Robert Greenwald doesn’t make films with an eye toward being fair and balanced, but then again, unlike the news organization he tackled in his Outfoxed documentary, he doesn’t make any such claims. He’s a fire-breathing liberal and proud of it — and he makes his films without pulling punches. Charges that Greenwald has an agenda are ridiculous, since he doesn’t claim not to have one. Claims that he’s preaching to the choir are beside the point. Greenwald is less preaching to the choir than trying to rile them into action. His films lack most of the cinematic invention of Michael Moore and nearly all of Moore’s wit, but Greenwald offers something perhaps more useful: righteous indignation.
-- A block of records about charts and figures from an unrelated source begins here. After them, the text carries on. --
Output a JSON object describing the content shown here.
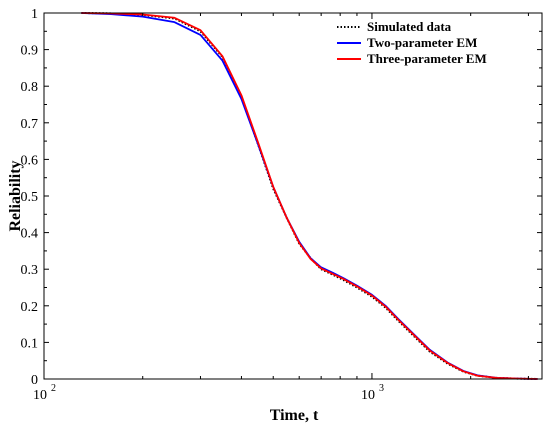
{
  "chart_data": {
    "type": "line",
    "title": "",
    "xlabel": "Time, t",
    "ylabel": "Reliability",
    "xscale": "log",
    "xlim": [
      100,
      3300
    ],
    "ylim": [
      0,
      1
    ],
    "grid": false,
    "legend_position": "top-right",
    "x_tick_labels": [
      {
        "value": 100,
        "base": "10",
        "exp": "2"
      },
      {
        "value": 1000,
        "base": "10",
        "exp": "3"
      }
    ],
    "y_tick_labels": [
      "0",
      "0.1",
      "0.2",
      "0.3",
      "0.4",
      "0.5",
      "0.6",
      "0.7",
      "0.8",
      "0.9",
      "1"
    ],
    "series": [
      {
        "name": "Simulated data",
        "color": "#000000",
        "style": "dotted",
        "x": [
          130,
          160,
          200,
          250,
          300,
          350,
          400,
          450,
          500,
          550,
          600,
          650,
          700,
          760,
          820,
          900,
          1000,
          1100,
          1200,
          1350,
          1500,
          1700,
          1900,
          2100,
          2400,
          2800,
          3200
        ],
        "y": [
          1.0,
          0.999,
          0.995,
          0.985,
          0.95,
          0.88,
          0.77,
          0.64,
          0.52,
          0.44,
          0.37,
          0.33,
          0.3,
          0.285,
          0.27,
          0.25,
          0.225,
          0.195,
          0.16,
          0.115,
          0.075,
          0.042,
          0.02,
          0.009,
          0.003,
          0.001,
          0.0
        ]
      },
      {
        "name": "Two-parameter EM",
        "color": "#0000ff",
        "style": "solid",
        "x": [
          130,
          160,
          200,
          250,
          300,
          350,
          400,
          450,
          500,
          550,
          600,
          650,
          700,
          760,
          820,
          900,
          1000,
          1100,
          1200,
          1350,
          1500,
          1700,
          1900,
          2100,
          2400,
          2800,
          3200
        ],
        "y": [
          1.0,
          0.997,
          0.99,
          0.975,
          0.94,
          0.87,
          0.765,
          0.64,
          0.525,
          0.44,
          0.375,
          0.33,
          0.305,
          0.29,
          0.275,
          0.255,
          0.23,
          0.2,
          0.165,
          0.12,
          0.08,
          0.045,
          0.022,
          0.01,
          0.003,
          0.001,
          0.0
        ]
      },
      {
        "name": "Three-parameter EM",
        "color": "#ff0000",
        "style": "solid",
        "x": [
          130,
          160,
          200,
          250,
          300,
          350,
          400,
          450,
          500,
          550,
          600,
          650,
          700,
          760,
          820,
          900,
          1000,
          1100,
          1200,
          1350,
          1500,
          1700,
          1900,
          2100,
          2400,
          2800,
          3200
        ],
        "y": [
          1.0,
          0.999,
          0.996,
          0.987,
          0.953,
          0.882,
          0.775,
          0.645,
          0.525,
          0.44,
          0.372,
          0.328,
          0.302,
          0.287,
          0.273,
          0.253,
          0.228,
          0.198,
          0.163,
          0.118,
          0.078,
          0.044,
          0.021,
          0.009,
          0.003,
          0.001,
          0.0
        ]
      }
    ]
  }
}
Nowhere is this more evident than in his latest offering, Iraq for Sale: The War Profiteers, in which Greenwald turns his attention to the big-business interests in the war on Iraq. In many respects, Greenwald presents very little about the abuses of corporate America in Iraq — often in apparent cahoots with, or at least with the knowledge of the government. The no-bid contracts handed out to Halliburton (which just happens to have contacts to Vice President Cheney) and other companies aren’t news. But as is often the case with films of this sort — Moore’s films also work this way — it’s not the unearthing of new facts so much as it is confining them to one space, thereby bringing their collective enormity into view.
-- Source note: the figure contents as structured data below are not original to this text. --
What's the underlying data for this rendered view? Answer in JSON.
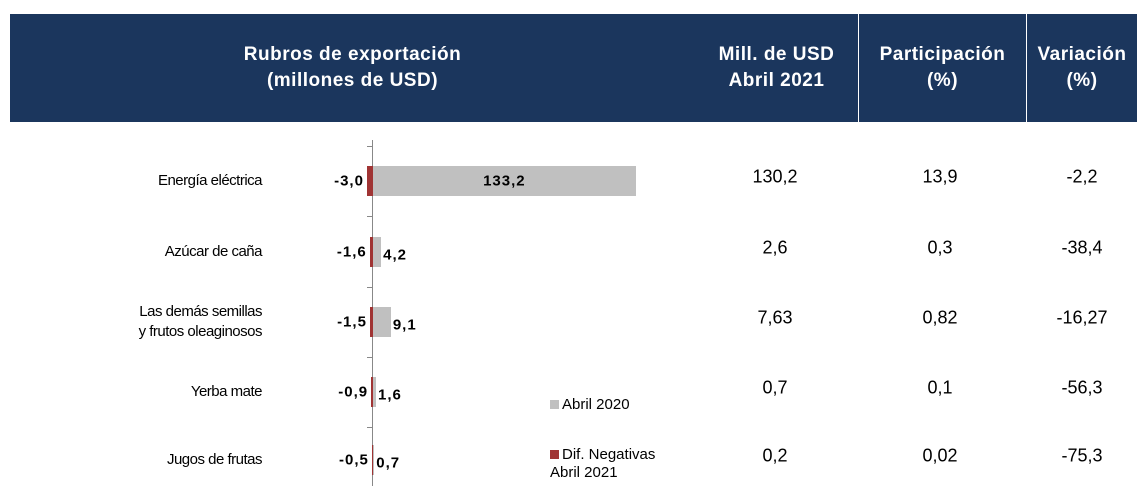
{
  "header": {
    "columns": [
      [
        "Rubros de exportación",
        "(millones de USD)"
      ],
      [
        "Mill. de USD",
        "Abril 2021"
      ],
      [
        "Participación",
        "(%)"
      ],
      [
        "Variación",
        "(%)"
      ]
    ]
  },
  "chart_data": {
    "type": "bar",
    "orientation": "horizontal",
    "categories": [
      "Energía eléctrica",
      "Azúcar de caña",
      "Las demás semillas\ny frutos oleaginosos",
      "Yerba mate",
      "Jugos de frutas"
    ],
    "series": [
      {
        "name": "Abril 2020",
        "color": "#c0c0c0",
        "values": [
          133.2,
          4.2,
          9.1,
          1.6,
          0.7
        ],
        "value_labels": [
          "133,2",
          "4,2",
          "9,1",
          "1,6",
          "0,7"
        ]
      },
      {
        "name": "Dif. Negativas Abril 2021",
        "color": "#a03434",
        "values": [
          -3.0,
          -1.6,
          -1.5,
          -0.9,
          -0.5
        ],
        "value_labels": [
          "-3,0",
          "-1,6",
          "-1,5",
          "-0,9",
          "-0,5"
        ]
      }
    ],
    "xlim": [
      -5,
      150
    ]
  },
  "table": {
    "rows": [
      [
        "130,2",
        "13,9",
        "-2,2"
      ],
      [
        "2,6",
        "0,3",
        "-38,4"
      ],
      [
        "7,63",
        "0,82",
        "-16,27"
      ],
      [
        "0,7",
        "0,1",
        "-56,3"
      ],
      [
        "0,2",
        "0,02",
        "-75,3"
      ]
    ]
  }
}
Greenwald goes further, though, by personalizing these events. As he did with his earlier films, Greenwald lets those who have been directly impacted speak, removing the events from abstract news stories. It’s powerful — well researched and feels authentic — and it needs to be seen. Sure, it won’t be seen by the people most in need of seeing it, but it might just energize others into moving away from apathy born of a sense of helplessness.